Michael Yeboah

Personal information
- Date of birth: 3 May 2001 (age 24)
- Place of birth: Accra, Ghana
- Height: 5 ft 6 in (1.68 m)
- Position: Midfielder

Team information
- Current team: Las Vegas Lights (on loan from Accra Great Olympics)
- Number: 17

Youth career
- 0000–2020: Attram De Visser Soccer Academy

Senior career*
- Years: Team / Apps / (Gls)
- 2020–: Accra Great Olympics / 16 / (4)
- 2021–: → Las Vegas Lights (loan) / 12 / (0)

= Michael Yeboah =

Ghanaian footballer (born 2001)

Michael Yeboah (born 3 May 2001) is a Ghanaian professional footballer who currently plays as a midfielder for USL Championship club Las Vegas Lights FC on loan from Accra Great Olympics. He gained prominence after scoring a winning goal against Ghana Premier League giants Kumasi Asante Kotoko.

== Career ==

=== Early career ===
Yeboah played for Ghana Division Two League side Attram De Visser Soccer Academy before moving to Accra Great Olympics.

=== Great Olympics ===

==== 2020–21 season ====
Ahead of the 2020–21 Ghana Premier League season, Yeboah moved to Accra Great Olympics. He was named on the team's squad list for that season. He made his debut during the first match of the season on 15 November 2020 against Medeama SC, in the process scoring his first goal of the season in the 73rd minute after coming on as a substitute to help them salvage a 1–1 draw. On 17 December 2020, he started his first match of the season and scored the only goal in a 1–0 win against Asante Kotoko to give Kotoko their first defeat of the season. He scored by heading in a cross from club captain Gladson Awako. As part of Kotoko's sponsorship deal with Hisense, Yeboah was to receive GH₵ 5,000 for scoring a winning goal against the club. In February 2021, the company fulfilled their pledge and presented a cheque to him.

On 2 February 2021, he was named man of the match after scoring a goal in a 3–1 win against King Faisal Babies.

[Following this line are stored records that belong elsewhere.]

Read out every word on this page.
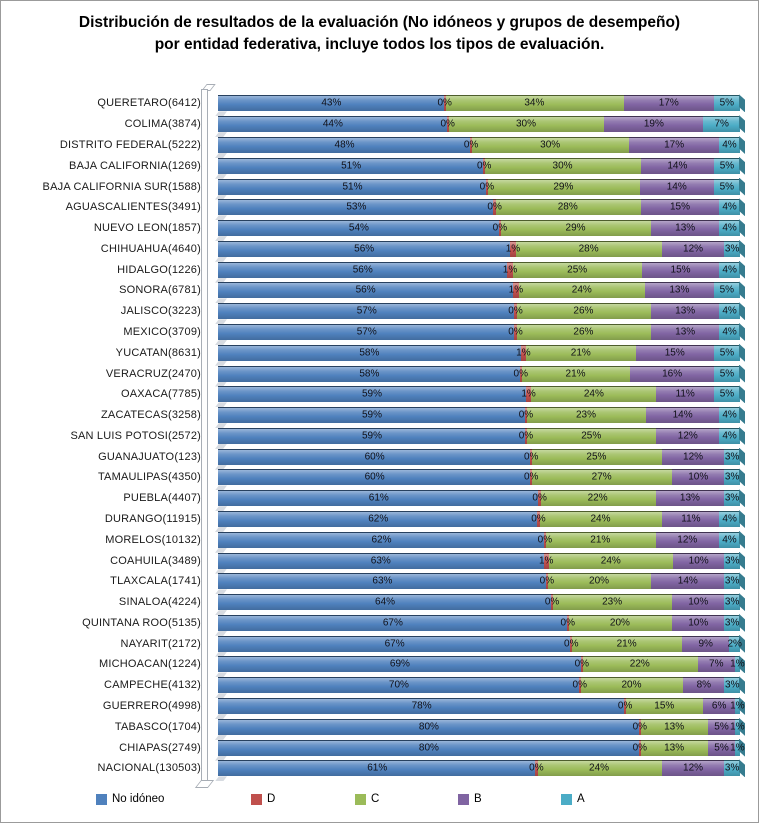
Distribución de resultados de la evaluación (No idóneos y grupos de desempeño) por entidad federativa, incluye todos los tipos de evaluación.
QUERETARO(6412)	43%	0%	34%	17%	5%
COLIMA(3874)	44%	0%	30%	19%	7%
DISTRITO FEDERAL(5222)	48%	0%	30%	17%	4%
BAJA CALIFORNIA(1269)	51%	0%	30%	14%	5%
BAJA CALIFORNIA SUR(1588)	51%	0%	29%	14%	5%
AGUASCALIENTES(3491)	53%	0%	28%	15%	4%
NUEVO LEON(1857)	54%	0%	29%	13%	4%
CHIHUAHUA(4640)	56%	1%	28%	12% 3%
HIDALGO(1226)	56%	1%	25%	15%	4%
SONORA(6781)	56%	1%	24%	13%	5%
JALISCO(3223)	57%	0%	26%	13%	4%
MEXICO(3709)	57%	0%	26%	13%	4%
YUCATAN(8631)	58%	1%	21%	15%	5%
VERACRUZ(2470)	58%	0%	21%	16%	5%
OAXACA(7785)	59%	1%	24%	11% 5%
ZACATECAS(3258)	59%	0%	23%	14%	4%
SAN LUIS POTOSI(2572)	59%	0%	25%	12% 4%
GUANAJUATO(123)	60%	0%	25%	12% 3%
TAMAULIPAS(4350)	60%	0%	27%	10% 3%
PUEBLA(4407)	61%	0%	22%	13% 3%
DURANGO(11915)	62%	0%	24%	11% 4%
MORELOS(10132)	62%	0%	21%	12% 4%
COAHUILA(3489)	63%	1%	24%	10% 3%
TLAXCALA(1741)	63%	0%	20%	14%	3%
SINALOA(4224)	64%	0%	23%	10% 3%
QUINTANA ROO(5135)	67%	0%	20%	10% 3%
NAYARIT(2172)	67%	0%	21%	9% 2%
MICHOACAN(1224)	69%	0%	22%	7% 1%
CAMPECHE(4132)	70%	0%	20%	8% 3%
GUERRERO(4998)	78%	0% 15%	6% 1%
TABASCO(1704)	80%	0% 13%	5% 1%
CHIAPAS(2749)	80%	0% 13%	5% 1%
NACIONAL(130503)	61%	0%	24%	12% 3%
No idóneo	D	C	B	A
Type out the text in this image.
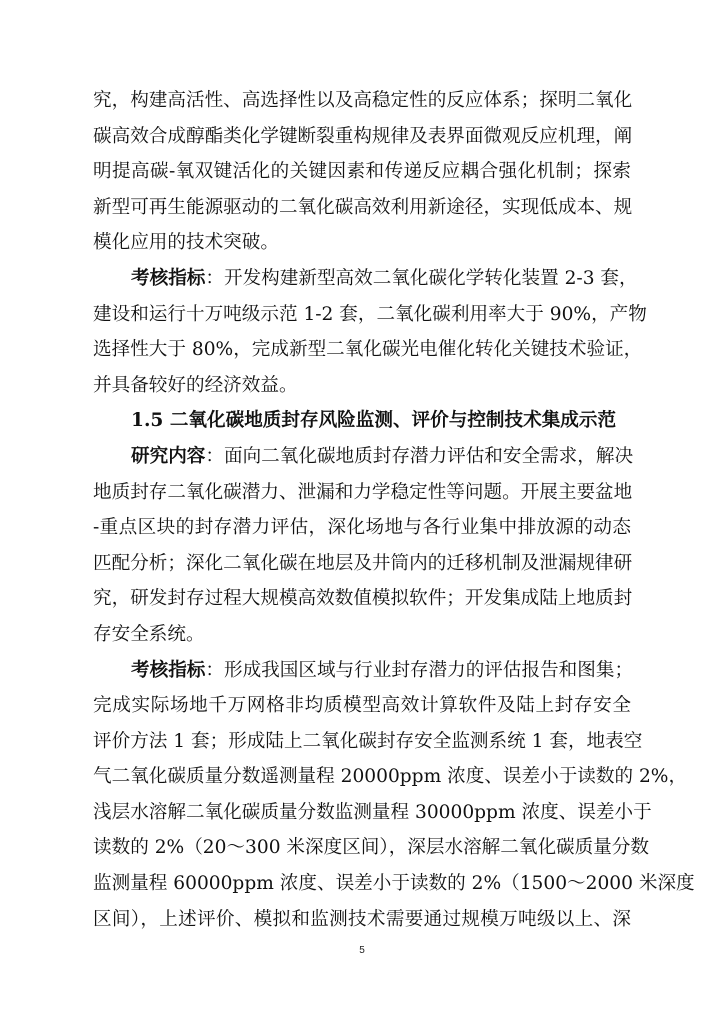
究，构建高活性、高选择性以及高稳定性的反应体系；探明二氧化
碳高效合成醇酯类化学键断裂重构规律及表界面微观反应机理，阐
明提高碳-氧双键活化的关键因素和传递反应耦合强化机制；探索
新型可再生能源驱动的二氧化碳高效利用新途径，实现低成本、规
模化应用的技术突破。
考核指标：开发构建新型高效二氧化碳化学转化装置 2-3 套，
建设和运行十万吨级示范 1-2 套，二氧化碳利用率大于 90%，产物
选择性大于 80%，完成新型二氧化碳光电催化转化关键技术验证，
并具备较好的经济效益。
1.5 二氧化碳地质封存风险监测、评价与控制技术集成示范
研究内容：面向二氧化碳地质封存潜力评估和安全需求，解决
地质封存二氧化碳潜力、泄漏和力学稳定性等问题。开展主要盆地
-重点区块的封存潜力评估，深化场地与各行业集中排放源的动态
匹配分析；深化二氧化碳在地层及井筒内的迁移机制及泄漏规律研
究，研发封存过程大规模高效数值模拟软件；开发集成陆上地质封
存安全系统。
考核指标：形成我国区域与行业封存潜力的评估报告和图集；
完成实际场地千万网格非均质模型高效计算软件及陆上封存安全
评价方法 1 套；形成陆上二氧化碳封存安全监测系统 1 套，地表空
气二氧化碳质量分数遥测量程 20000ppm 浓度、误差小于读数的 2%，
浅层水溶解二氧化碳质量分数监测量程 30000ppm 浓度、误差小于
读数的 2%（20～300 米深度区间），深层水溶解二氧化碳质量分数
监测量程 60000ppm 浓度、误差小于读数的 2%（1500～2000 米深度
区间），上述评价、模拟和监测技术需要通过规模万吨级以上、深
5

The win helped Olympics move back to 2nd place. On 26 February 2021, he scored his 4th goal of the season after scoring the only goal in a match against Berekum Chelsea.

He was nominated for the NASCO Player of the Month Award for February after scoring two goals and picking up three man of the match awards. The award was eventually won by Dreams FC striker Joseph Esso.

==== Las Vegas Lights (loan) ====
On 5 April 2021, Yeboah joined USL Championship side Las Vegas Lights FC on loan ahead of the 2021 season.